Metin Gümüş

İmamoğlu’nun İstanbul’da rakibi görünürde (güya) Binali Yıldırımdı.

Ne var ki, İmamoğlu mücadelesini Binali Yıldırım’a karşı vermedi. Onunla uğraşmadı. İmamoğlu karşısında Binali Yıldırım, sadece bir varlıktı. İmamoğlu’na göre bu varlık; mavi göğün altında hacmi kadar yer işgal eden kadavradan öte bir anlam ifade etmiyordu.

O asıl mücadelesini Reise karşı verdi. Bu mücadele, kuvvet dengeleri bakımından kurtuluş savaşı koşullarından farksızdı. Malum ülke bu mücadeleyi çok büyük imkansızlıklar içinde verdi. Her cephede insanımız, silah, mühimmat, cephane ve insan gücü bizimkinin en az dört katı kadar olan güçlerle savaştı. Böyle çetin bir savaştan büyük bir başarı ile çıktı ülke!

İmamoğlu’nun başarısı da buna benzer bir başarıydı.

Sıradan değildi.

Anlamlı ve önemliydi.

Çünkü bu başarı 25 yıllık siyasi hayatında, orantısız güç dengesine rağmen Reis’e yenilgiyi tattıran ilk başarıydı.

Bir de, hani “bir insanın kendine yaptığı kötülüğü başka hiç kimse yapamaz” derler ya o misal işte! İmamoğlu’nun başarısına Reis’in kendi katkılarının hakkını da teslim etmek gerek.

Ne demek istediğimi sondan başlayarak anlatabilirim.

Bırakın demokratik teamülleri; dünyanın her yerinde ve tarihin her döneminde düellolar bile taraflara eşit koşullar yaratılarak yapılmıştır. Kılıcı, kalkanı, atı, silahı olmayan rakibin ihtiyaçları koşullar eşitlesin diye karşı rakip tarafından sağlanmıştır.

Demokrasilerde seçimler siyasi kahramanlar arası bir düelloysa eğer – ki öyledir- düellonun eşit koşullarda yapılması gerekir.

Gel gör ki, bu düelloda İmamoğlu’nun olanakları ile Reis’inkiler bir birleri ile mukayese edilemeyecek kadar farklıydı. Kurtuluş savaşı günleri benzetmesini işte bu farka bakarak yaptım Bu konuda fazla söze gerek yok; Reis’in elinde koskoca TC’nin gücü vardı, bu gücü sonuna kadar kullandı demek yeterlidir.

Bu savaşın bir tarafı mertçe, göğüs göğüse ve eşit koşullarda yapılan düello kültüründen gelmiyordu. O pusu kültürünün içinden fırlayıp gelmişti geldiği yerlere…

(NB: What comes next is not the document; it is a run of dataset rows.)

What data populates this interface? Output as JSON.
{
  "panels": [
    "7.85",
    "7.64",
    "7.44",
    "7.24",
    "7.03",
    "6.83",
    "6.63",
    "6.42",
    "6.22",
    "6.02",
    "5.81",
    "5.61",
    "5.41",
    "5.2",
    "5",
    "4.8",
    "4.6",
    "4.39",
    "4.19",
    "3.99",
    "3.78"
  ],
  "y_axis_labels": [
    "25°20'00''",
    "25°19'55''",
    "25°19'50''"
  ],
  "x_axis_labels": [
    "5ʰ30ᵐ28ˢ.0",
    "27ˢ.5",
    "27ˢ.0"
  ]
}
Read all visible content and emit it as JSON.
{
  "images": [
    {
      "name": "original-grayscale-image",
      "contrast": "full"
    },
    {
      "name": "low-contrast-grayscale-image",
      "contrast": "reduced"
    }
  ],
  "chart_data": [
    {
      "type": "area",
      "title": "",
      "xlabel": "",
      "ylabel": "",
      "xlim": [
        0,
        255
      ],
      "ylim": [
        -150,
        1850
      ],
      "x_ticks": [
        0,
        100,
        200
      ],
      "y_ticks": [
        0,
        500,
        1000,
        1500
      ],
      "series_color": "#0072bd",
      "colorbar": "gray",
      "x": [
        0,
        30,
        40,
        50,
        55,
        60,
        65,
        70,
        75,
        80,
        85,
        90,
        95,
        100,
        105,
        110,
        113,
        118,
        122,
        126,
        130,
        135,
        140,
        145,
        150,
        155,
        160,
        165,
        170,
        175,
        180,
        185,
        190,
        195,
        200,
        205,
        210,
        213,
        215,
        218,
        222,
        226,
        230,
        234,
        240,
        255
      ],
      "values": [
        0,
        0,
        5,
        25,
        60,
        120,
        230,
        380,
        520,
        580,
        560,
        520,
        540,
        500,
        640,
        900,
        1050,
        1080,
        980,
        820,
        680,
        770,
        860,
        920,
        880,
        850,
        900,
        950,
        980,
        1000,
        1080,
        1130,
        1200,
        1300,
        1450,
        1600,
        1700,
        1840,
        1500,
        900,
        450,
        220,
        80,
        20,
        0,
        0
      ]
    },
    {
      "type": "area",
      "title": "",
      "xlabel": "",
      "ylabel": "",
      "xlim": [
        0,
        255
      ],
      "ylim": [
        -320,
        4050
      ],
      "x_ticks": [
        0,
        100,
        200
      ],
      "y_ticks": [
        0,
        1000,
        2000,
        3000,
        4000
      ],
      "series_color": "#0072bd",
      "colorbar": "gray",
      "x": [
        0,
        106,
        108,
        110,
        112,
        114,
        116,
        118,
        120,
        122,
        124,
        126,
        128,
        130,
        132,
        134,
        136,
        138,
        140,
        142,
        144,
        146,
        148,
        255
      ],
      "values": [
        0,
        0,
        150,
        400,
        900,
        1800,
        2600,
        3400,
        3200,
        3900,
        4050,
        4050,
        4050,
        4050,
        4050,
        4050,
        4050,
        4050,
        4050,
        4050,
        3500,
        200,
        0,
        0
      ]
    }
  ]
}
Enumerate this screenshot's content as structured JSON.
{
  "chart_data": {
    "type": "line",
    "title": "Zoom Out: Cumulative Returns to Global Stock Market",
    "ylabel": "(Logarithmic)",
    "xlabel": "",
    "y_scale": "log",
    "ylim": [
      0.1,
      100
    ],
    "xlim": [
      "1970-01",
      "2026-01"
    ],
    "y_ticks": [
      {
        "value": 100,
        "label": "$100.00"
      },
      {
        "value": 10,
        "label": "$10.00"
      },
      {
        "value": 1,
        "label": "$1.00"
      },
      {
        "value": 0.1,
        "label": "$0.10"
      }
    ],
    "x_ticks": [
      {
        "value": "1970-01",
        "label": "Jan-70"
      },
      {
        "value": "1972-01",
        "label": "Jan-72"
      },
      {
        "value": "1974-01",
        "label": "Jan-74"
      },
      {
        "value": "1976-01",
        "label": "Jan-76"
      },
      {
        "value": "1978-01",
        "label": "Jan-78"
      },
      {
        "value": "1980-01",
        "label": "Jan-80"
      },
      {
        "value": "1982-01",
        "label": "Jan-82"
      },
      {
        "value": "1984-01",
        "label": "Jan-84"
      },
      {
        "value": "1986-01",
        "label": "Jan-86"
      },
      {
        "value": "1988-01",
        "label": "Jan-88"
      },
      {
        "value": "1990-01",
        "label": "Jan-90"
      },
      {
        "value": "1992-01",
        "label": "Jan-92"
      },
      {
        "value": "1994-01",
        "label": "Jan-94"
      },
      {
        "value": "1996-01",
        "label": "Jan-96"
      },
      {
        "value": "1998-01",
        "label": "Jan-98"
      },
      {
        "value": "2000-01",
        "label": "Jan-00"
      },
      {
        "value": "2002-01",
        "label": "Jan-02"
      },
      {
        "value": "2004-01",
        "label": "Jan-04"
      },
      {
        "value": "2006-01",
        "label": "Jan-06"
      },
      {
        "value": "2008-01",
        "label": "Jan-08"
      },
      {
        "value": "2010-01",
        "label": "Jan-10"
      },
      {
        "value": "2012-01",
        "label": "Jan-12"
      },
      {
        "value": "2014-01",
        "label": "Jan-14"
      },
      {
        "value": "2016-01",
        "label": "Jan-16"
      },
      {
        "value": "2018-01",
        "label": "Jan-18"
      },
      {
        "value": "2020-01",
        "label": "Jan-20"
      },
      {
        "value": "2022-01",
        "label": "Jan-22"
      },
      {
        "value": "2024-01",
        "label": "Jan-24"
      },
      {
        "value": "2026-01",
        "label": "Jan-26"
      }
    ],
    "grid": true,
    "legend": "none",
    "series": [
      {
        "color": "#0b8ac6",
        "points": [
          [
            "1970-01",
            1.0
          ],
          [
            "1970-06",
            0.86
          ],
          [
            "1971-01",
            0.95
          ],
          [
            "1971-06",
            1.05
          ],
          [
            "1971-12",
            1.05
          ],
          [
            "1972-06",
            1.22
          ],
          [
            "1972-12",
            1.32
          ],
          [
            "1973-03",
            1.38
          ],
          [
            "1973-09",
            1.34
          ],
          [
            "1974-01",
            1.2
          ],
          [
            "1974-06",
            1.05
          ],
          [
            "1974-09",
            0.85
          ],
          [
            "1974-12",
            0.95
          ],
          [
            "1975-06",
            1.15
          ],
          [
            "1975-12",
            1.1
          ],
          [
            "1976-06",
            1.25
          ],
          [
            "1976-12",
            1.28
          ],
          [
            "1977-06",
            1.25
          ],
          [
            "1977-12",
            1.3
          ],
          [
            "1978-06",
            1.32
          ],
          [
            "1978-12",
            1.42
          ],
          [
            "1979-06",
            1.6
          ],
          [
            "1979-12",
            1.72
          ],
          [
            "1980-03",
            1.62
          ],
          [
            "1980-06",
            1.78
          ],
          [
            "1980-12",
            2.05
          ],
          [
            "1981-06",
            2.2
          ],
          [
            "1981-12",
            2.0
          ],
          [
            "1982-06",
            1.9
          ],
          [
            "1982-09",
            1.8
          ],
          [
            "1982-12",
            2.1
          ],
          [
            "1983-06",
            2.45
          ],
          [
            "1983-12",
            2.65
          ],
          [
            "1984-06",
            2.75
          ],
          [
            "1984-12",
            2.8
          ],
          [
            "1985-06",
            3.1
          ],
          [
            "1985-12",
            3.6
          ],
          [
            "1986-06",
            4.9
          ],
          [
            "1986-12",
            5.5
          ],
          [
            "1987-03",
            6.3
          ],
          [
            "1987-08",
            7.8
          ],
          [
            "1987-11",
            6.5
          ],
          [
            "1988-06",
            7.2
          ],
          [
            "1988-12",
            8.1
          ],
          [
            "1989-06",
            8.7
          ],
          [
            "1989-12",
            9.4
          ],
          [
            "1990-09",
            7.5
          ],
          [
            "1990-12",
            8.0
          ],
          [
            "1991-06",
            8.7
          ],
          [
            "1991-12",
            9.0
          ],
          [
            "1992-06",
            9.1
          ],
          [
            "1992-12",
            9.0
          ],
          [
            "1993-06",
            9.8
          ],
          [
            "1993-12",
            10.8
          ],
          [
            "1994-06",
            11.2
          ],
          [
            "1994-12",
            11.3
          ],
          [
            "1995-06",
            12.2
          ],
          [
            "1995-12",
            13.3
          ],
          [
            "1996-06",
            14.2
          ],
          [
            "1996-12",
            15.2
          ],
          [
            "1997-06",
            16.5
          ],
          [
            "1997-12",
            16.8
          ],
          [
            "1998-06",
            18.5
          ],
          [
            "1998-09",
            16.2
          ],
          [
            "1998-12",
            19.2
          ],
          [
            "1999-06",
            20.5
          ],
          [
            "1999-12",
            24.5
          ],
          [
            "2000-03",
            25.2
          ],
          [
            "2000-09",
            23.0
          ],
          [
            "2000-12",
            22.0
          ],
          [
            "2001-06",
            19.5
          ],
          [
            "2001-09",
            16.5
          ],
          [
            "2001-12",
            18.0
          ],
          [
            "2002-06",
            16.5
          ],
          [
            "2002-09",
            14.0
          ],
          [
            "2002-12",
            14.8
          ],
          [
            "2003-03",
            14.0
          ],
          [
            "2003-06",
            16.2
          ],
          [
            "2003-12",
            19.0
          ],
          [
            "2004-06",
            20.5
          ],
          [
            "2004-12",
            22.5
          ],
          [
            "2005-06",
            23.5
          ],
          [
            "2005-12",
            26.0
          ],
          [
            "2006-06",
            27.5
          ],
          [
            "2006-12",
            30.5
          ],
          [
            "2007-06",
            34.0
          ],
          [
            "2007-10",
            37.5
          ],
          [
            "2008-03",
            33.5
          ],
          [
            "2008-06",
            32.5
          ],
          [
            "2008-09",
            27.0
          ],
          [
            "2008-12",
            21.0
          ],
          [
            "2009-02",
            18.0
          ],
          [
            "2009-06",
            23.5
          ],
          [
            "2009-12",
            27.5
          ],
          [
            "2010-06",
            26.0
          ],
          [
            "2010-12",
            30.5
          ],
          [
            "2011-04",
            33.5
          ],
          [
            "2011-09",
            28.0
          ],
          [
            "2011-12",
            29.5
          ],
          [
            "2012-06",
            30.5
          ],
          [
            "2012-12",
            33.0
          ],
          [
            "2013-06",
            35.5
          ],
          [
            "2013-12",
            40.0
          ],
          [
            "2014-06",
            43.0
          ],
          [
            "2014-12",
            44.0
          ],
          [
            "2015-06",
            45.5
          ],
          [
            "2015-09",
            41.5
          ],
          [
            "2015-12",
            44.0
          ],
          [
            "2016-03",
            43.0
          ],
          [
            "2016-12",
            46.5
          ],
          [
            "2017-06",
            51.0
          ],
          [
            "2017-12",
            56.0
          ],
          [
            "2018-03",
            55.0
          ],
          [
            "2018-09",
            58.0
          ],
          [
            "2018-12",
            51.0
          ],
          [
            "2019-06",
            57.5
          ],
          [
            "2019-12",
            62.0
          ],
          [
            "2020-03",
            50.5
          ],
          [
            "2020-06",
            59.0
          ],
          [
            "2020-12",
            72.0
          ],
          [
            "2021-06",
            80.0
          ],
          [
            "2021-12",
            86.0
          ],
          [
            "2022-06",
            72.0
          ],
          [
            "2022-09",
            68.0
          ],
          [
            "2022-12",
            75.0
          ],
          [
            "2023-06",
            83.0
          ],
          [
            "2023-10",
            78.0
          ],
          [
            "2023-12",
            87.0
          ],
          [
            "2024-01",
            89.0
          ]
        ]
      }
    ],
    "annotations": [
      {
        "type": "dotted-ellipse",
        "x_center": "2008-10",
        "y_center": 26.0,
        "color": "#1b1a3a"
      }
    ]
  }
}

Din, iman, ahlak, doğruluk, eşitlik, özgürlük kavramlarını siper alarak pusu kurmuştu kendi halkına. Bu sayede gelmişti bulunduğu yere.

Toplumun manevi ve dünyevi anlamlar atfettiği bu kavramlar bir pusu duvarına harç, tuğla, çimento, kum vs. gibi malzeme olarak kullanıldığı içindir ki, kavramların kendisi ve ifade ettikleri değerler hiç bir dönemde görülmedik derecede bir aşınmaya uğramıştılar…

Bu aşınma, başta Reis olmak üzere kendilerinin bu değerlerin, biricik savunucusu olduklarını iddia eden, siyasal varlıklarını bu referansla inşa eden bir kadronun yönetiminde ve döneminde olmuştu. Daha da önemlisi bu kadro, ülkede kendi dönemlerinde gençlik içinde deizmin yaygınlaştığını da itiraf etmek zorunda bile kalmıştı.

İşte bu boyutlara varan bu dejenerasyon, bu aşınmışlık, bu tenakuz halkın tam olarak bilincine çıkmasa bile, beyninde soru işaretleri ve istifhamlar oluşturmaya başlamıştı.

Vel hasılı kelam, gâh Reis’in hataları, daha çokta  kendi karizması, üslubu ve donanımı ile Reis’e siyasi ömründe ağır bir yenilgi tattıran bu genç adam; en geç 5 yıl sonra yapılacak Cumhurbaşkanı seçiminde de ona ömrünün en acı yenilgisini tattıracak gibi duruyor.

Kendisine şimdiden başarılar diliyorum.